Ashtead, which rents industrial equipment from diggers to small tools in the UK as well as in the United States, softened the blow by stating that the company has typically made losses in the second half and that the board still expects full-year results to meet its previous expectations.

Underlying pre-tax profit for the fiscal first quarter ended July 31 fell to £8.8 million from £35.9 million in 2008, on rental revenue down 19 percent at £221.6 million. The company’s net debt fell to £873 million from £1.036 billion at the end of April.

Dow Jones & Co., have announced that they are to launch a new index that will cover small to medium sized U.K. companies designed to serve as a benchmark for their Newswires expanded small cap coverage.

Designed to measure the performance of small cap stocks, the Dow Jones U.K. Smaller Companies index will 188 companies listed in London.
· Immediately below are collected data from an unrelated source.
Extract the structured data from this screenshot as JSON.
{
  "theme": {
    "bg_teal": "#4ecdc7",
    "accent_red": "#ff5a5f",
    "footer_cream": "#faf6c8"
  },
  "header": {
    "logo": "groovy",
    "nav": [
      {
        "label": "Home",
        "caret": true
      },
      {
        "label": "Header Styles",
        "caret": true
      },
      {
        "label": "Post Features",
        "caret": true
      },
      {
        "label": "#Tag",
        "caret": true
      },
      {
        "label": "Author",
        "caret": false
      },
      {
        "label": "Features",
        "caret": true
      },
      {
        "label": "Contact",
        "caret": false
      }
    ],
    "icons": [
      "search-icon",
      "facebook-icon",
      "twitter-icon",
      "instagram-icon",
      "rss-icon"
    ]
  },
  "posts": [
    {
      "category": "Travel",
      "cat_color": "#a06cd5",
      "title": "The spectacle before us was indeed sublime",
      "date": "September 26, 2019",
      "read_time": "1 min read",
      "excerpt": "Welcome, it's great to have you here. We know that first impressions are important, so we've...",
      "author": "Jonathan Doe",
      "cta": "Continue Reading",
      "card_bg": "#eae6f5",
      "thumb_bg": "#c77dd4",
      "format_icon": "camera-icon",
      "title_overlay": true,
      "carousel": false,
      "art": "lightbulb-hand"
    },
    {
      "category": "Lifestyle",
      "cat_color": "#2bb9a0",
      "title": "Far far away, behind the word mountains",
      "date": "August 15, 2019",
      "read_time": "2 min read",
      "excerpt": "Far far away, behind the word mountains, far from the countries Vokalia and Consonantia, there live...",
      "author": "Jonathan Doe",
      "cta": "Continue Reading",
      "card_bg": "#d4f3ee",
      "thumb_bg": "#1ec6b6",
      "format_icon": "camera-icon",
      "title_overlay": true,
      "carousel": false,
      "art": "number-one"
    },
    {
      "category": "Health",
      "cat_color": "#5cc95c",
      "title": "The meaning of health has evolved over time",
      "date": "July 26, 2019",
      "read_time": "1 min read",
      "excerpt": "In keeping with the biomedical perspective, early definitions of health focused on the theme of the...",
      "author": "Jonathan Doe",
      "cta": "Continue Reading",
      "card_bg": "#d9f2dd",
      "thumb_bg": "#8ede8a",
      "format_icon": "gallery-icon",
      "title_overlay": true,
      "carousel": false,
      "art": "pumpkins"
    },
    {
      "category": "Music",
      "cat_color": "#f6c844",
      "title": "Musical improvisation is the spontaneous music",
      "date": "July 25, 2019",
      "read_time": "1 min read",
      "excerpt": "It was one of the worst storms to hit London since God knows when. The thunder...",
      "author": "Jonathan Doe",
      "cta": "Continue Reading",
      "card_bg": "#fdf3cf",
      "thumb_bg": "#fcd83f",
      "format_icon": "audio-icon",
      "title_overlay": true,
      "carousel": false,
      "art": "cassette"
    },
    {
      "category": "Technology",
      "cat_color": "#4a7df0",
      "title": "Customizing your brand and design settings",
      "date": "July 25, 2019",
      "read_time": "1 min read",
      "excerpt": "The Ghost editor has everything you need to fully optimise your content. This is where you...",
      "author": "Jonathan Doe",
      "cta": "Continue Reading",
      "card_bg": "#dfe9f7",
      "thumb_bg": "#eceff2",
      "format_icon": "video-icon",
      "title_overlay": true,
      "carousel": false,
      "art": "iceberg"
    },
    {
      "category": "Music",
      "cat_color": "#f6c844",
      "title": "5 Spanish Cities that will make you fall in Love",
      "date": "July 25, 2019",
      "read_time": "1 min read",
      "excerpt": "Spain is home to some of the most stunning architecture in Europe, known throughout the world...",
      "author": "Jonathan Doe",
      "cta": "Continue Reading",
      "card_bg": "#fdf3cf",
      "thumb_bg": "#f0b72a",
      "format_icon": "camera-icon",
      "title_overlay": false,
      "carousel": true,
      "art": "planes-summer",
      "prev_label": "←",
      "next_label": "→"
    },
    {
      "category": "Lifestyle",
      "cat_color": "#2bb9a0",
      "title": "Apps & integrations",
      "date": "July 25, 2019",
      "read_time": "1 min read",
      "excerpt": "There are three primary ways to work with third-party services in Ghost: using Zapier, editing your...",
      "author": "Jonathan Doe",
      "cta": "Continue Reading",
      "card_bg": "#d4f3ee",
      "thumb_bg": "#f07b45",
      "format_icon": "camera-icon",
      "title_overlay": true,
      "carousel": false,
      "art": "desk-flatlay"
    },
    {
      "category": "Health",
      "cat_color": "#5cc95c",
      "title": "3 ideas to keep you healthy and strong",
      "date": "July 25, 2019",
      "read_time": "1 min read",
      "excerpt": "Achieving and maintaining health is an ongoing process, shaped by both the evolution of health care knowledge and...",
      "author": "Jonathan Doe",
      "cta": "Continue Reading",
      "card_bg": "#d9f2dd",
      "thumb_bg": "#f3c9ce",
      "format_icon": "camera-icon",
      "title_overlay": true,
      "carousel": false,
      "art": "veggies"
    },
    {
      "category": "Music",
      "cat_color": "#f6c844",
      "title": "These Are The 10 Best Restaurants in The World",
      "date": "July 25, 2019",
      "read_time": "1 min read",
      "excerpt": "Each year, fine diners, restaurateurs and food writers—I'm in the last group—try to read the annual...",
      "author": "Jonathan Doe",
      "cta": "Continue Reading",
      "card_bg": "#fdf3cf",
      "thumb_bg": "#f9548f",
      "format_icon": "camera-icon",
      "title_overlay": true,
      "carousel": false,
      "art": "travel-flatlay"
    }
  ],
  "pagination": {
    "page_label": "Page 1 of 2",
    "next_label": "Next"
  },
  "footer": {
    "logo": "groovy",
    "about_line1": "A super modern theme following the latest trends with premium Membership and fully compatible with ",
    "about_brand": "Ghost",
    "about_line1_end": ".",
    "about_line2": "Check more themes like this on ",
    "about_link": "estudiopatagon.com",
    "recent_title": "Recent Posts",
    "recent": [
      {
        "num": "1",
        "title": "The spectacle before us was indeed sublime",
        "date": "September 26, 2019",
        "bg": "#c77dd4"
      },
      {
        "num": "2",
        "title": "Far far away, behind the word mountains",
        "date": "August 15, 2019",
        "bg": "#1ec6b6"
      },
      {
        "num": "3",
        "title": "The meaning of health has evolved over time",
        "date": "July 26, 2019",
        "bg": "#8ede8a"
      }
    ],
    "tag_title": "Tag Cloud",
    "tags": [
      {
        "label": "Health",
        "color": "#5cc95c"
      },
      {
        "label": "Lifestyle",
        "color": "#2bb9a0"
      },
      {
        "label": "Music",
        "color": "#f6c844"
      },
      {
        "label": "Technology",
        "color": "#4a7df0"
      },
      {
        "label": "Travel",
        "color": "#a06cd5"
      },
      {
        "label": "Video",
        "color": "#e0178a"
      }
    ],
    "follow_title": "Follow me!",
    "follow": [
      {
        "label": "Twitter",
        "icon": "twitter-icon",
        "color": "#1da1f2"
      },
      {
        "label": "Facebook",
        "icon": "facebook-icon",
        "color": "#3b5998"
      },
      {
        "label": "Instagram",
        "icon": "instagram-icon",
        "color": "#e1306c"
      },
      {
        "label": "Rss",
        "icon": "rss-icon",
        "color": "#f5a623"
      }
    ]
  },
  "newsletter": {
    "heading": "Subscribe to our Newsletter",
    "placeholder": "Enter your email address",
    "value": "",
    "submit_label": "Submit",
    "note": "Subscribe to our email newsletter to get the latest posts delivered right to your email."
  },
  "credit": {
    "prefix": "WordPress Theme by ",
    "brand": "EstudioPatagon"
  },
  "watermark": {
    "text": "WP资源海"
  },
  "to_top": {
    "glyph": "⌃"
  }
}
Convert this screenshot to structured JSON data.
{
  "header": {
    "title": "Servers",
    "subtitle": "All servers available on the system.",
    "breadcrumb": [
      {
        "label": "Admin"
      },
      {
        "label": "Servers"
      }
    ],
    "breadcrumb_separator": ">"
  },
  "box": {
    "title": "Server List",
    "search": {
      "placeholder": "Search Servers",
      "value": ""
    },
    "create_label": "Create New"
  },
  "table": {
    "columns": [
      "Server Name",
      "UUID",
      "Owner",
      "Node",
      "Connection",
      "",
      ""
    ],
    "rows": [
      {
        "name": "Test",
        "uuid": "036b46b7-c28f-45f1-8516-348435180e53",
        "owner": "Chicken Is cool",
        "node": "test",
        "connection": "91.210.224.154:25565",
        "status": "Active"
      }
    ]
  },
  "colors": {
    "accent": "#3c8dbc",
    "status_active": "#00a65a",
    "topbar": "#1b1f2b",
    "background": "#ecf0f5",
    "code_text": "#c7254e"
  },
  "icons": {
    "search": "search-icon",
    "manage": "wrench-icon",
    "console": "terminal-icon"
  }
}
They will include stocks from the junior Alternative Investment Market and stocks listed in other indexes such as the FTSE 250 and FTSE Small Cap.

In a week of fairly frenzied takeover activity, the FTSE 100 index has risen above the 5,000 points mark, the highest it has been since October 2008.

The index closed up 57 points at 5004.30. Meanwhile the FTSE 250 continued its inexorable climb on Wednesday, up 101.72 points to close on 9,137.05.

The pound continued to rise against the dollar, whilst weakening further against the Euro and the Swiss Franc.

  • Pound/US dollar 1.6547
  • Pound/Euro 1.1373
  • Pound/Japanese Yen 152.3058
  • Pound/Swiss Franc 1.7238

Oil prices have risen again as a weak US dollar made the commodity cheaper against the other leading currencies.

Light sweet crude for October delivery rose 41 cents to $71.51 a barrel as OPEC oil ministers prepared to meet for a summit in Vienna.